Bajo aquella inmensa caída de agua, un río corría en abundancia, montaña abajo. Desde allí se podía ver la gran mole de piedra que se alzaba al norte, envuelta en una hermosa capa verde; y al este de la isla: la selva que me había tenido prisionero aquella noche, la playa donde yacía la Tempestad y el arrecife, que dibujaba nuevamente líneas blancas en el mar.

«Tsuo-Po. Ha vuelto».

Pero no veía más. La montaña que escupía aquellas aguas me impedía ver la costa oeste.

«Tengo que llegar a la cima».

Tenía mucha hambre y nada con qué aplacarla, pero al menos saciaría la sed: llené la bota en la laguna y me reconforté con la frescura de sus aguas. Con energías renovadas retomé el camino hacia arriba.

Caminé. Trepé. Escalé.

Y, por fin, al largo rato, llegué.

El sol proyectaba entonces alargadas sombras tras los escasos árboles que coronaban el pico. Desde allí, la vista era magnífica, y contemplé la isla en su majestuosidad, perdida y solitaria en algún punto de aquel océano del que tan poco se sabía: hilos de plata decoraban sus montañas antes de perderse en una selva que se extendía de costa a costa; en el oeste, el litoral formaba una gran bahía, custodiada por infinidad de calas de arena blanquecina; en el centro mismo de la isla, un claro dominaba el valle, colorido por lo que supuse sería un campo florecido; y en el horizonte, allá donde la vista se perdía y el mar llegaba al cielo, a Norte, Sur, Este y en la dirección en la que el sol ya se escondía: nada.
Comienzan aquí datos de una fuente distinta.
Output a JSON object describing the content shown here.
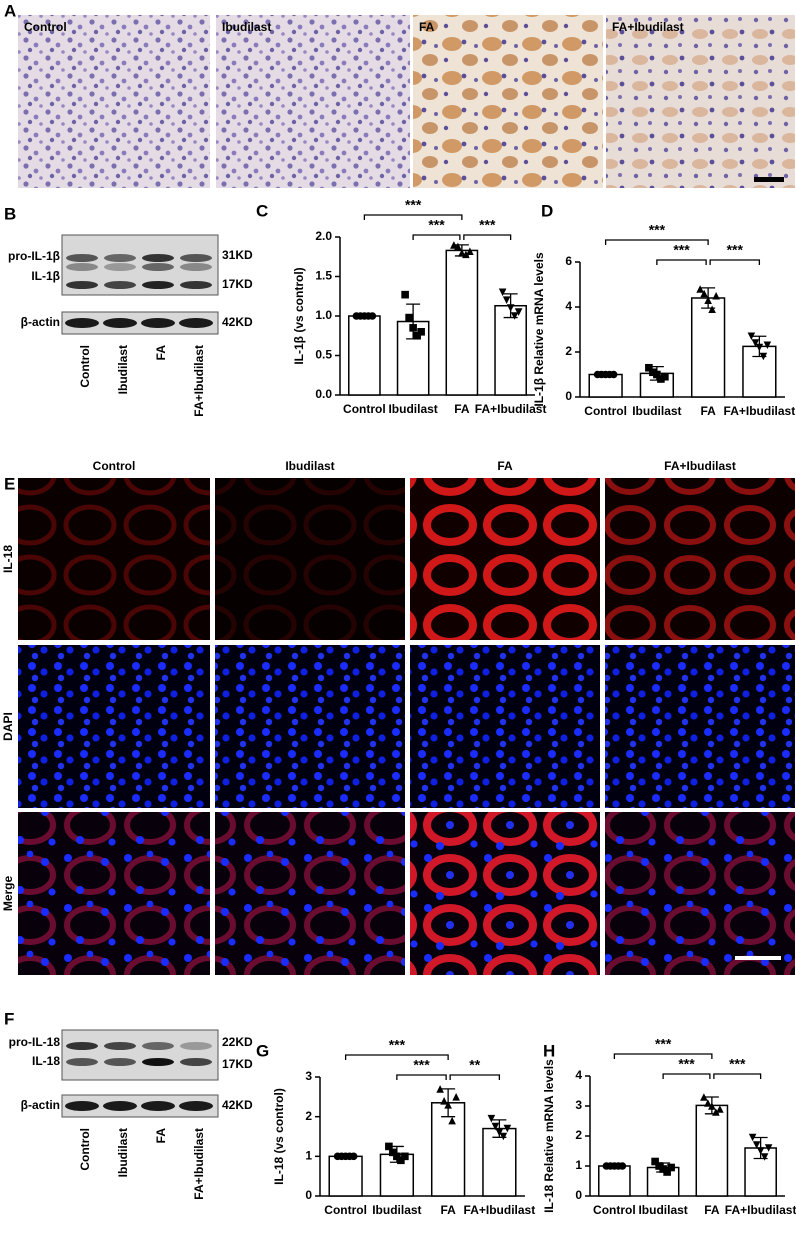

La isla había ido desapareciendo a mis pies, a medida que el cielo, sobre mi cabeza, se oscurecía y se llenaba de estrellas. Presenciar la puesta de sol desde aquel alto rincón era un privilegio, pero no había olvidado el motivo que me había llevado hasta allí arriba. Oteé el valle en busca de unas casas que no encontré y de unos barcos que no avisté, hasta que ya no vi nada más que las que guían a los capitanes en las noches del océano.

Y, exhausto y apoyado en el tronco de un viejo árbol, caí en un profundo sueño.